When applying a force outside of the center of mass of the body, the body will get both linear and angular momentum. Right?
Does the linear velocity from this force equal to the linear velocity from the same force, which is applied on the center of mass?
$$v_{\text{center}} = v_{\text{non-center}}\quad\text{? (no vectors)}$$
If it does: How is it that the energy applied to the system is equal? In one we have both rotation and linear movement, and in the other just linear movement.
If you apply the same force for the same period of time, the linear velocity of the body will be the same in both cases, assuming the body is unconstrained. However, having applied the same force for the same amount of time does not mean that the same amount of energy has been transferred. The energy, or the work done by the force, is the force times the displacement along the direction of the force. This displacement will be greater if the force is not applied through the center of mass.

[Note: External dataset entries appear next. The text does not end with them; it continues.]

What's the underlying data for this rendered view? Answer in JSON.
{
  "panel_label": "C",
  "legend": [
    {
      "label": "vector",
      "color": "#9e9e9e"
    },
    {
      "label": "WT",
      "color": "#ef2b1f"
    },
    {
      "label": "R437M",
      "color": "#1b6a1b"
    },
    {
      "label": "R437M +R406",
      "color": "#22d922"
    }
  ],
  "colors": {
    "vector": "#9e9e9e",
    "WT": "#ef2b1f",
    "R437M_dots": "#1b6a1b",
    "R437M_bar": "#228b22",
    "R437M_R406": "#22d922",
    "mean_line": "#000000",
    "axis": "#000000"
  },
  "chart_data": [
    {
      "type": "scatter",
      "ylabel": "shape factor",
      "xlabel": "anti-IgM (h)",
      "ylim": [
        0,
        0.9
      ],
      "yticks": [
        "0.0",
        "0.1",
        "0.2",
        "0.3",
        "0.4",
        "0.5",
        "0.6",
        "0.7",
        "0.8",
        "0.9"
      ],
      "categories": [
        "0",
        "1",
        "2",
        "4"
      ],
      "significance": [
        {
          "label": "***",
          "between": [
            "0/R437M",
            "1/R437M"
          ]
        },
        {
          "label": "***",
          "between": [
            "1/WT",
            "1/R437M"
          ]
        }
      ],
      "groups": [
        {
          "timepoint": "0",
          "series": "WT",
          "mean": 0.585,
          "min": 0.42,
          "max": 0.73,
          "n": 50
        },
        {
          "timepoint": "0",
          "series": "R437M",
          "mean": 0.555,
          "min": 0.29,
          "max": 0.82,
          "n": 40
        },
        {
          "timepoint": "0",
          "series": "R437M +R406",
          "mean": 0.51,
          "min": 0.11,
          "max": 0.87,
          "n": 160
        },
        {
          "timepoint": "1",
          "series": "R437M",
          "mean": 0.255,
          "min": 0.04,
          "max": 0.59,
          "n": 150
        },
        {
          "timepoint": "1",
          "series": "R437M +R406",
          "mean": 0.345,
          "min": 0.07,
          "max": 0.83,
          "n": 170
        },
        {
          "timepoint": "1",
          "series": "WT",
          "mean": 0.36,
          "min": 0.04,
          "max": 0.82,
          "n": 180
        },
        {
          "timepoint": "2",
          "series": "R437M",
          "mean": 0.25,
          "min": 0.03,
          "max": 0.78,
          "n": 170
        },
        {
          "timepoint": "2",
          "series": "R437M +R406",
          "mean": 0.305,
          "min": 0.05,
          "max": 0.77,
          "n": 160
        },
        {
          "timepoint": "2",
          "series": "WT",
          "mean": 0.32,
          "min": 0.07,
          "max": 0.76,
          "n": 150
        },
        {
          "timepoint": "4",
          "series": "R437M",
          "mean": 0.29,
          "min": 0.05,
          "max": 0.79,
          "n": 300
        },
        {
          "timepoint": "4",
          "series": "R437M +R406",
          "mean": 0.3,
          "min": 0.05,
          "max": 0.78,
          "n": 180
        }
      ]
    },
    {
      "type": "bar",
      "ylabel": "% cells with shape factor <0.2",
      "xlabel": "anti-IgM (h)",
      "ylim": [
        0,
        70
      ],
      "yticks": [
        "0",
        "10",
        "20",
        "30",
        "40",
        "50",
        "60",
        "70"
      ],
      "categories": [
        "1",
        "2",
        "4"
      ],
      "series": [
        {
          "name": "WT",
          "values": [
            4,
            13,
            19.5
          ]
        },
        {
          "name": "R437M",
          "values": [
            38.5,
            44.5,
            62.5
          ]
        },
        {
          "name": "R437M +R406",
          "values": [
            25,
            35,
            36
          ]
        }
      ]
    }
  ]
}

EDIT: I think the problem is that your intuition tells you that applying a force $F$ to a body for a certain time period $\Delta t$ means that you are transferring energy proportional to $F\cdot\Delta t$. This is not true in the general case. The energy transferred is the work done by the force: $F\cdot d$, where $d$ is the displacement along the direction of the force of the point that the force is applied to. Basically, when you apply the force along the center of mass of the body, the displacement will be smaller, because it corresponds to an equal displacement of the whole body, but when you apply the force further from the center of mass, the displacement will be larger because it is a combination of displacement of the whole body and rotation of the body.
A simple example would be two baseballs of mass M connected by a 1-meter stiff bar, placed on tees 1 meter apart. You hit one baseball with a bat, but not the other one. This imparts a velocity V to the one you hit, and velocity 0 to the one you didn't hit.
So immediately after hitting, the total momentum is $MV$, and the kinetic energy is $MV^2/2$. If instead you had imparted the same momentum to the center of the bar, the momentum would be divided between the two masses $2MV/2 = MV$ and the energy would be $2M(V/2)^2/2 = MV^2/4$.